How does the inhalation of pollutants activate central nervous system loci resulting in a stress response? One possible explanation is the triggering of afferent nerves originating from the airways and lungs that mediate reflex efferent pathways that modulate systemic effects.^3,4,10,11 It is also possible that nanoparticles and soluble compounds within PM_2.5 or secondary endogenous biological intermediates, such as oxidized phospholipids, can be transported directly by cranial nerve axons or reach permeable central nervous system sites by the circulation. Our prior animal experiments indeed confirm a pivotal role for hypothalamic inflammation (nuclear factor κB-dependent signaling) in the genesis of peripheral metabolic and hemodynamic abnormalities induced by PM_2.5 exposure.^10–13

The findings by Li et al⁷ also add to the growing body of evidence that simple interventions such as air purifier systems using high-efficiency particulate arrestance filters can help protect against adverse health impacts of air pollution.^5,13 The reduction in estimated PM_2.5 exposure afforded by filtration favorably influenced most of the health outcomes (blood pressure, insulin resistance, oxidative stress, inflammation), curtailed PM_2.5-induced activation of the sympathetic nervous system and hypothalamic-pituitary-adrenal axis, and helped mitigate the ensuing metabolomic perturbations. Although indoor air purification has ostensible merit, the estimated reduction in time-averaged exposure was only 50%, as in prior studies.^5,13 Average PM_2.5 exposure remained at 24 μg/m³ even during air purification, which is 2 to 3 times that faced by most Americans² and may leave most people incompletely protected. Thus, more substantial reductions in exposure may be required to optimally protect public health.^5,6 Moreover, this study represents near-ideal scenarios among healthy individuals living in relatively confined indoor spaces. These facts raise additional important questions. Is a 50% reduction in PM_2.5 exposure even worthwhile from a health standpoint during extremely polluted periods (100–500 μg/m³)? Do health benefits of filtration persist over the long term? Would additional personal-protection actions if implemented outdoors during periods of maximal exposure (exercise and commutes) result in further benefits? Last, does reducing PM_2.5 exposures among at-risk populations, such as patients with cardiovascular disease, translate into actual clinical benefits (eg, prevent future myocardial infarctions)?

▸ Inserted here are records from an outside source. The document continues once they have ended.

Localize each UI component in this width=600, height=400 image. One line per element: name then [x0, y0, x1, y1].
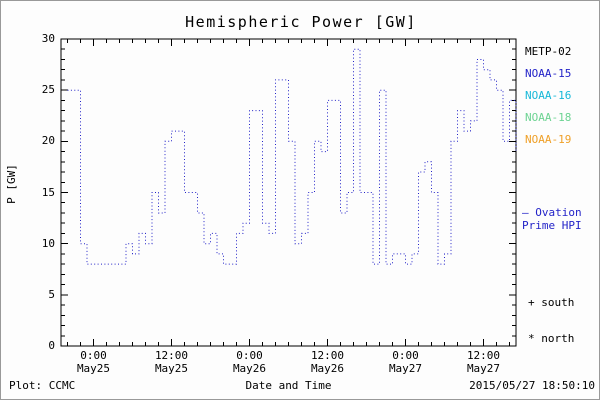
legend-item-noaa-18: NOAA-18: [525, 111, 572, 124]
ovation-legend-line2: Prime HPI: [522, 219, 582, 232]
satellite-legend: METP-02 NOAA-15 NOAA-16 NOAA-18 NOAA-19: [525, 45, 571, 155]
legend-item-noaa-15: NOAA-15: [525, 67, 572, 80]
legend-item-noaa-16: NOAA-16: [525, 89, 572, 102]
ovation-legend-line1: — Ovation: [522, 206, 582, 219]
plot-credit: Plot: CCMC: [9, 379, 76, 392]
legend-item-metp-02: METP-02: [525, 45, 572, 58]
y-axis-title: P [GW]: [5, 164, 18, 204]
legend-item-noaa-19: NOAA-19: [525, 133, 572, 146]
x-axis-title: Date and Time: [245, 379, 332, 392]
north-marker-label: * north: [528, 332, 575, 345]
timestamp: 2015/05/27 18:50:10: [469, 379, 595, 392]
south-marker-label: + south: [528, 296, 575, 309]
hpi-data-line: [67, 48, 517, 265]
ovation-legend: — Ovation Prime HPI: [522, 206, 582, 232]
chart-title: Hemispheric Power [GW]: [185, 13, 417, 31]
plot-box: [60, 38, 517, 347]
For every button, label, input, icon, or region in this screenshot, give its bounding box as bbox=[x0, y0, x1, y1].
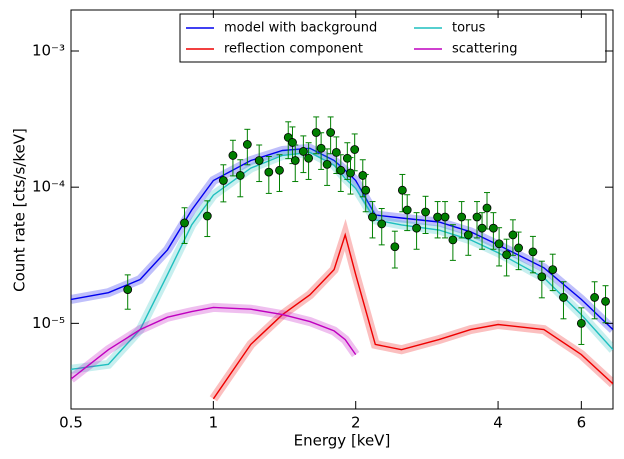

One approach to overcome the challenges presented by the indoor-outdoor continuum of high PM_2.5 exposures in heavily polluted regions is to wear N95 masks while outside. These facemasks block >95% of particle inhalation when fit properly and are more effective than surgical or cloth masks. A few prior studies have shown that N95 respirators can provide cardiovascular protection during outdoor activity in Beijing.^5,13 Indeed, findings by this same group of investigators recently demonstrated favorable changes in blood pressure and other biomarkers when healthy young adults in Shanghai wore N95 respirators.¹⁴ Given the danger posed by air pollution and the short-term benefits of personal-protection strategies (indoor air filtration and N95 facemasks) on improving surrogate health end points, why have these relatively inexpensive practical approaches not been promoted to the public at-large by scientific and health agencies?^3,4 The answer is that there have been no large-scale randomized controlled outcome studies with hard cardiovascular end points (eg, acute coronary syndromes, strokes, heart failure) to conclusively support the basis for any such formal recommendations in any population. As we recently proposed, the time has come for just such a definitive trial (focusing initially on high-risk patients).¹⁵ Prior studies^5,13 and the current results from Li et al⁷ have provided the necessary foundation bolstering the scientific plausibility to formally test the benefits of these personal-prevention approaches. We believe clinical outcome trials are now warranted to significantly move this field forward from a scientific and health policy standpoint. The era of simply being stressed about PM_2.5 without being able to take proven personal-protective actions should come to an end.